Perang Bharata Yudha sebenarnya merupakan perang saudara. Dari memperebutkan hak Pandawa atas Hastinapura yang diduduki para Kurawa hingga menjadi menjaga harga diri Pandawa atas pelecehan para Kurawa.
Bharata Yudha merefleksikan atas pemberantasan angkara murka, yang dipicu adanya plintiran-plintiran Sengkuni yang terus menabur kebencian kepada para Pandawa.
Kelicikan Sengkuni, tega mengadu domba, memutarbalik fakta, memanfaatkan situasi untuk menjadi anarkhi merebut hak orang lain dengan cara tercela (sekaragn dikatakan inkonstitusional).
Dalam ceritera Maha Bharata, Sengkuni sudah menjadikan anarkhi. Bagaimana dengan banyak Sengkuni di sana-sini. Tentu saja akan semakin rumit, memperkeruh suasana.
Sengkuni di era digital, semakin kreatif dalam memelintir sesuatu. Bisa menghilangkan, bisa menambahkan, bisa menyusupkan, bahkan bisa mengendalikannya sekaligus.

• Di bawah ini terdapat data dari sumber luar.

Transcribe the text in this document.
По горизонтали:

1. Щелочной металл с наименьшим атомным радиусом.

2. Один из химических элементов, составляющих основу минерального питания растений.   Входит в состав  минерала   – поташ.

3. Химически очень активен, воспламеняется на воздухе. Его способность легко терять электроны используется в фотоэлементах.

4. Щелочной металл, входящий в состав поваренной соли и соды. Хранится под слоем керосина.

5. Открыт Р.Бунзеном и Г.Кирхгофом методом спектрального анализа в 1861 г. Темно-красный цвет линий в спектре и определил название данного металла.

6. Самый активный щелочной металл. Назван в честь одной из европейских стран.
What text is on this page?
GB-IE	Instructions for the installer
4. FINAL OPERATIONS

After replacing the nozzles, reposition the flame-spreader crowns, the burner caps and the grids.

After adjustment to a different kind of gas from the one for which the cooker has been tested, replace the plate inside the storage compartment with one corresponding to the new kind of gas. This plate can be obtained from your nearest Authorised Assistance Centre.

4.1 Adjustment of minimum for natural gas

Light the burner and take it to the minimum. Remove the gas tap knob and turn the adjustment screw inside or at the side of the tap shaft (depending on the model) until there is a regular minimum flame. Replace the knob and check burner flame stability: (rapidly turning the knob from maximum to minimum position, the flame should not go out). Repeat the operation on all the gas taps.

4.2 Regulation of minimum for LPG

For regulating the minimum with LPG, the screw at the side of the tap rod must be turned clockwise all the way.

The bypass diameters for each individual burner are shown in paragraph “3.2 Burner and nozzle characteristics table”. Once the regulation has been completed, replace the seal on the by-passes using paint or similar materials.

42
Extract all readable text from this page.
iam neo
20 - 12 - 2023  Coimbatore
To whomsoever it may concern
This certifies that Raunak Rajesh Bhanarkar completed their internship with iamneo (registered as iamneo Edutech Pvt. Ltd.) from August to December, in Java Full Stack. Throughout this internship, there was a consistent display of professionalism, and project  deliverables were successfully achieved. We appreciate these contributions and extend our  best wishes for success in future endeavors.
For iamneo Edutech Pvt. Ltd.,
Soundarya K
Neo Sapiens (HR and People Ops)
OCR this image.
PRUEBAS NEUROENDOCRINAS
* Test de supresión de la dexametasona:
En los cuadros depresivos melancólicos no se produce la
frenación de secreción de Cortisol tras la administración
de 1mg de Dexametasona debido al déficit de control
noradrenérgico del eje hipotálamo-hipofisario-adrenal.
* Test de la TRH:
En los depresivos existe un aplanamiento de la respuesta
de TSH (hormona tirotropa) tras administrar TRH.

Kelihaian Sengkuni di era modern ini adalah menunggangi, dengan memanfaatkan situasi dan memerankan aksinya dalam berbagai Bharata Yuda.
Dalam segala situasi kehidupan manusia, ditandai dengan logika sebagai standar peradabannya. Dalam segal kehidupan sosial kemasyarakatan yang beradab, norma-norma bagai taman yng mengatur, menata agar logika kemanusiaan terus terjaga.
Sengkuni tentu tidak akan menampakkan diri, ia lempar isue sembunyi diri. Mengatasnamakan apa saja yang bisa menjadi pembenaran bahkan pemaksaan dengan berbagai penghasutan.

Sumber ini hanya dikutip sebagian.